Adèle Fargier, la doyenne des participants au déjeuner-spectacle à Beaucaire. Photo S.Ma/Objectif Gard

… et le doyen, Francisco Fito, 92 ans. Photo S.Ma/Objectif Gard


Le waacking élargit la danse

Passons aux choses sérieuses. A Paris, le Théâtre de la Ville, qui n’est pas encore un EHPAD, vient de dévoiler les noms des 19 finalistes de Danse élargie, qui se présenteront sur la scène de l’Espace Cardin, les Espace Cardin à Paris les 25 et 26 juin prochains. Danse élargie est un concours de danse qui ne dit pas son nom, dont l’idée initiale revient à Monsieur Boris Charmatz, récemment nommé directeur du Tanztheater de Wuppertal (ex Pina Bausch). Le communiqué affirme que le jury de Danse élargie a reçu 454 projets provenant de 63 pays : « Comme à chaque édition, ces projets célèbrent la diversité et le foisonnement des langages et des cultures : on y trouvera des démarches qui explorent l’expression du corps collectif, de la communauté et des rituels modernes, ainsi que des écritures personnelles et recherches d’auteurs très singulières. L’international sera fortement représenté avec notamment des projets portés par des artistes de Nouvelle Zélande, d’Australie, du Japon, du Burundi, d’Inde, d’Iran et de Palestine. » Formidable, non ?

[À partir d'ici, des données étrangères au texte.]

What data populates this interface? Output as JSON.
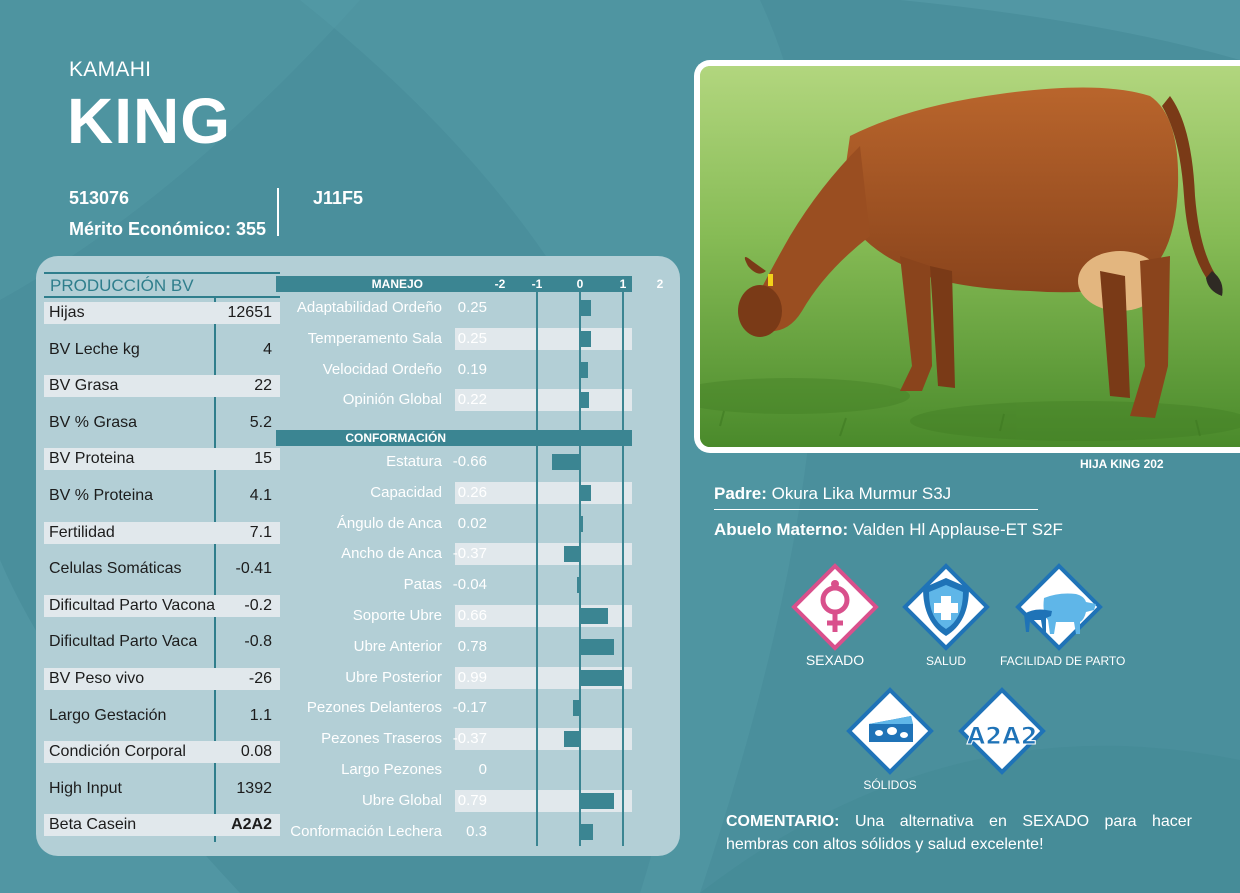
{
  "header": {
    "prefix": "KAMAHI",
    "name": "KING",
    "registration": "513076",
    "merit_label": "Mérito Económico:",
    "merit_value": "355",
    "code": "J11F5"
  },
  "production": {
    "title": "PRODUCCIÓN BV",
    "rows": [
      {
        "label": "Hijas",
        "value": "12651"
      },
      {
        "label": "BV Leche kg",
        "value": "4"
      },
      {
        "label": "BV Grasa",
        "value": "22"
      },
      {
        "label": "BV % Grasa",
        "value": "5.2"
      },
      {
        "label": "BV Proteina",
        "value": "15"
      },
      {
        "label": "BV % Proteina",
        "value": "4.1"
      },
      {
        "label": "Fertilidad",
        "value": "7.1"
      },
      {
        "label": "Celulas Somáticas",
        "value": "-0.41"
      },
      {
        "label": "Dificultad Parto Vacona",
        "value": "-0.2"
      },
      {
        "label": "Dificultad Parto Vaca",
        "value": "-0.8"
      },
      {
        "label": "BV Peso vivo",
        "value": "-26"
      },
      {
        "label": "Largo Gestación",
        "value": "1.1"
      },
      {
        "label": "Condición Corporal",
        "value": "0.08"
      },
      {
        "label": "High Input",
        "value": "1392"
      },
      {
        "label": "Beta Casein",
        "value": "A2A2"
      }
    ]
  },
  "chart_data": {
    "type": "bar",
    "orientation": "horizontal",
    "xlim": [
      -2,
      2
    ],
    "scale_ticks": [
      "-2",
      "-1",
      "0",
      "1",
      "2"
    ],
    "sections": [
      {
        "title": "MANEJO",
        "traits": [
          {
            "label": "Adaptabilidad Ordeño",
            "display": "0.25",
            "value": 0.25
          },
          {
            "label": "Temperamento Sala",
            "display": "0.25",
            "value": 0.25
          },
          {
            "label": "Velocidad Ordeño",
            "display": "0.19",
            "value": 0.19
          },
          {
            "label": "Opinión Global",
            "display": "0.22",
            "value": 0.22
          }
        ]
      },
      {
        "title": "CONFORMACIÓN",
        "traits": [
          {
            "label": "Estatura",
            "display": "-0.66",
            "value": -0.66
          },
          {
            "label": "Capacidad",
            "display": "0.26",
            "value": 0.26
          },
          {
            "label": "Ángulo de Anca",
            "display": "0.02",
            "value": 0.02
          },
          {
            "label": "Ancho de Anca",
            "display": "-0.37",
            "value": -0.37
          },
          {
            "label": "Patas",
            "display": "-0.04",
            "value": -0.04
          },
          {
            "label": "Soporte Ubre",
            "display": "0.66",
            "value": 0.66
          },
          {
            "label": "Ubre Anterior",
            "display": "0.78",
            "value": 0.78
          },
          {
            "label": "Ubre Posterior",
            "display": "0.99",
            "value": 0.99
          },
          {
            "label": "Pezones Delanteros",
            "display": "-0.17",
            "value": -0.17
          },
          {
            "label": "Pezones Traseros",
            "display": "-0.37",
            "value": -0.37
          },
          {
            "label": "Largo Pezones",
            "display": "0",
            "value": 0
          },
          {
            "label": "Ubre Global",
            "display": "0.79",
            "value": 0.79
          },
          {
            "label": "Conformación Lechera",
            "display": "0.3",
            "value": 0.3
          }
        ]
      }
    ]
  },
  "photo": {
    "caption": "HIJA KING 202"
  },
  "pedigree": {
    "sire_label": "Padre:",
    "sire": "Okura Lika Murmur S3J",
    "mgs_label": "Abuelo Materno:",
    "mgs": "Valden Hl Applause-ET S2F"
  },
  "badges": [
    {
      "label": "SEXADO",
      "icon": "female-symbol-icon",
      "color": "#d9508c"
    },
    {
      "label": "SALUD",
      "icon": "shield-cross-icon",
      "color": "#1f73b7"
    },
    {
      "label": "FACILIDAD DE PARTO",
      "icon": "cow-calf-icon",
      "color": "#1f73b7"
    },
    {
      "label": "SÓLIDOS",
      "icon": "cheese-icon",
      "color": "#1f73b7"
    },
    {
      "label": "",
      "icon": "a2a2-icon",
      "color": "#1f73b7"
    }
  ],
  "a2a2_logo_text": "A2A2",
  "comment": {
    "label": "COMENTARIO:",
    "text": " Una alternativa en SEXADO para hacer hembras con altos sólidos y salud excelente!"
  }
}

Parmi les projets triés sur le volet, j’aurais bien envie d’en savoir plus sur La première danse politique du burundais Josué Mugisha. Ça tombe bien, YouTube est là :

Ah oui, il y a aussi Princesse Madoki. Elle présentera un extrait de D.I.S.C.O (Don't Initiate Social Contact with Others), « une chorégraphie 100% waacking » pour parler de la « night life ». Comme dit la chorégraphe, « c’est assez challengeant » (j’apprends des mots tous les jours), et elle a auditionné à La Villette, y compris des « remplaçants », au cas où.

Ex-collaboratrice de Sidi Larbi Cherkaoui, et de « la star internationale Beyoncé » (dans le clip tourné au Musée du Louvre Apeshit, et également dans les clips Spirit et Bigger, bande originale du film Le Roi lion), Josépha Madoki travaille aussi pour des marques telles que Lancôme (ICI), Givenchy, Gims, Undiz, Lous and the Yakuza, Sony Music, la Fondation Louis Vuitton, etc.

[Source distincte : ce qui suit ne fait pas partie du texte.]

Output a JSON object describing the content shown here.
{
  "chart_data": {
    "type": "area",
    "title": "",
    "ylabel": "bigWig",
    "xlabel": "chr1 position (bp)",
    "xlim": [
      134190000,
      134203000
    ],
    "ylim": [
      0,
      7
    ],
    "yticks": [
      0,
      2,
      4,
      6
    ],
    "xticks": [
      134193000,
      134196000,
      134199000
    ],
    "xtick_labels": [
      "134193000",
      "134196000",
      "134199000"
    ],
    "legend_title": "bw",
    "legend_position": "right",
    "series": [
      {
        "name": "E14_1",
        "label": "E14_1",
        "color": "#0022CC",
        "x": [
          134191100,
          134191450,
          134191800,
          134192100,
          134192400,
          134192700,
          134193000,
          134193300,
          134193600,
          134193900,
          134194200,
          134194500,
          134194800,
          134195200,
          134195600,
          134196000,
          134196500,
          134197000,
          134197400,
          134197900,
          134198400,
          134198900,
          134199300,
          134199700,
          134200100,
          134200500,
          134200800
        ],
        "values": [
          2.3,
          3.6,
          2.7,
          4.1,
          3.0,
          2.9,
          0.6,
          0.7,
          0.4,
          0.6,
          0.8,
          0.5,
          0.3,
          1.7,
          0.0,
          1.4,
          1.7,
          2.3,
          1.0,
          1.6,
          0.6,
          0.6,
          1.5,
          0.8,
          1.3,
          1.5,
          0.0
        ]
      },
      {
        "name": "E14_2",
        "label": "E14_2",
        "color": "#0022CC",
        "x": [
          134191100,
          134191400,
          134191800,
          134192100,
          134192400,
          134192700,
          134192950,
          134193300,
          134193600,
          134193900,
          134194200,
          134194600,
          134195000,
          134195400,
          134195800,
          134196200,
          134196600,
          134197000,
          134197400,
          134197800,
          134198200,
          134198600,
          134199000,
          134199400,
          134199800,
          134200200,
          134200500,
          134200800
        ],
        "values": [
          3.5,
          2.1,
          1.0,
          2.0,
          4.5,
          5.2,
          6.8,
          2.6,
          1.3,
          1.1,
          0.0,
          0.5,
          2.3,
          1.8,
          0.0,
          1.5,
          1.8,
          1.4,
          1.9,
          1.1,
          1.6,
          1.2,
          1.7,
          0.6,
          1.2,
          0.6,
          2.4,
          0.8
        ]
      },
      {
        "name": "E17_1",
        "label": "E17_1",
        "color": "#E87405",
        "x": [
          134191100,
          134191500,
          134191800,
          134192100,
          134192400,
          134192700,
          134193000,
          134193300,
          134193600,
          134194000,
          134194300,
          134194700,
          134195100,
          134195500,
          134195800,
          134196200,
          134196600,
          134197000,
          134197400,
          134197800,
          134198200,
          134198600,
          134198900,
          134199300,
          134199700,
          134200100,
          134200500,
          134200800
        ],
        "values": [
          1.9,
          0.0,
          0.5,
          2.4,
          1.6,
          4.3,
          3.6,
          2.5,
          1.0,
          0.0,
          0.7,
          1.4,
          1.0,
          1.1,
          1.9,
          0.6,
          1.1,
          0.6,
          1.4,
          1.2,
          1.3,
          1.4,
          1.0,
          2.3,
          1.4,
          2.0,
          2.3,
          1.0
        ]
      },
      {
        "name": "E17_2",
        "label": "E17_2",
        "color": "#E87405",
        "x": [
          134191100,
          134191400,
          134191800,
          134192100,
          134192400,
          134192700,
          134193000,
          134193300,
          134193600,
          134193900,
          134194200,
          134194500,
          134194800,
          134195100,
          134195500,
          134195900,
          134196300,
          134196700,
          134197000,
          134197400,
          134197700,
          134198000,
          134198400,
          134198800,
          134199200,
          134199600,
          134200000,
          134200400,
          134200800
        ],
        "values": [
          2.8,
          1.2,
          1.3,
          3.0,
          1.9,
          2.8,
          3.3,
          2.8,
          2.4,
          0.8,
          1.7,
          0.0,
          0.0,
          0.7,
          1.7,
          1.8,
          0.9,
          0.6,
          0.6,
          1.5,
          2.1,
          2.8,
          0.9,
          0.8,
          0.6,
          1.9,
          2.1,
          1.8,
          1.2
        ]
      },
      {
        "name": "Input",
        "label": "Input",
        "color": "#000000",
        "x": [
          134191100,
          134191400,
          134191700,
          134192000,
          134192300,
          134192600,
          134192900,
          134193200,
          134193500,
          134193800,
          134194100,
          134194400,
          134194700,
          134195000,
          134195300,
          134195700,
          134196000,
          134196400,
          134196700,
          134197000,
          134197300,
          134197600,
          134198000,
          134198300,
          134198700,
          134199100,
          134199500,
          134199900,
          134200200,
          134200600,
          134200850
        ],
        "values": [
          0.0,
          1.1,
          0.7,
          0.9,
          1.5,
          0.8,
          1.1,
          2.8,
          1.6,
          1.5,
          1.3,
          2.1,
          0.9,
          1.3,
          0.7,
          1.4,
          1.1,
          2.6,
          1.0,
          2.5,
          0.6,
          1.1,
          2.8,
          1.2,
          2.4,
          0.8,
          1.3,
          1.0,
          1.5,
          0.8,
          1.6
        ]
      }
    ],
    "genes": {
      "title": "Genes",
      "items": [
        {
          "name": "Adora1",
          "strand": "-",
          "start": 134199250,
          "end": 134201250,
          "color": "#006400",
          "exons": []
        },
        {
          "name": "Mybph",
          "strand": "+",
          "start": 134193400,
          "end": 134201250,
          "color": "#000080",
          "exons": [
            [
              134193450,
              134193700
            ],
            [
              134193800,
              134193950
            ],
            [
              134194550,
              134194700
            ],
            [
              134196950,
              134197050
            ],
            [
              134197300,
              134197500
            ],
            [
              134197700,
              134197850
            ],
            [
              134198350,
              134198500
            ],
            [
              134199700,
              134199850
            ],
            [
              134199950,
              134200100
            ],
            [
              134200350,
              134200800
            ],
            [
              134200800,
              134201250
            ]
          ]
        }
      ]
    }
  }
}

Avec un tel pédigrée de « danseuse plurielle » et un tel titre, D.I.S.C.O (Don't Initiate Social Contact with Others) est d’ores et déjà promis à une remarquable diffusion dans les scènes nationales et centres chorégraphiques. En revanche, Wanjiru Kamuyu, avec An Immigrant’s Story, ça n'intéresse personne. Bizarre, non ?


Danse de Saint-Guy pour finir

Danse de saint Guy, danse de la peste, danseurs fous…

Une folie dansante est apparue au fil des siècles en divers pays.


A l’ouverture du Centre National de la Danse, en 2001, son premier directeur, Michel Sala (aujourd’hui président d’honneur du Ballet de Lorraine), avait proclamé que ce futur bunker de l’entre-soi de la danse contemporaine serait « le lieu de toutes les danses ». Y ayant cru (très moyennement), je m’étais fendu d’un courrier pour proposer un atelier de danses de Saint-Guy. L’idée ne fut pas retenue. En réponse, je fus simplement et gentiment traité de « petit con ».

Aujourd’hui, vingt ans plus tard, je persiste et signe avec Goran Bregovic : « Si tu ne deviens pas fou, c’est que tu n’es pas normal ».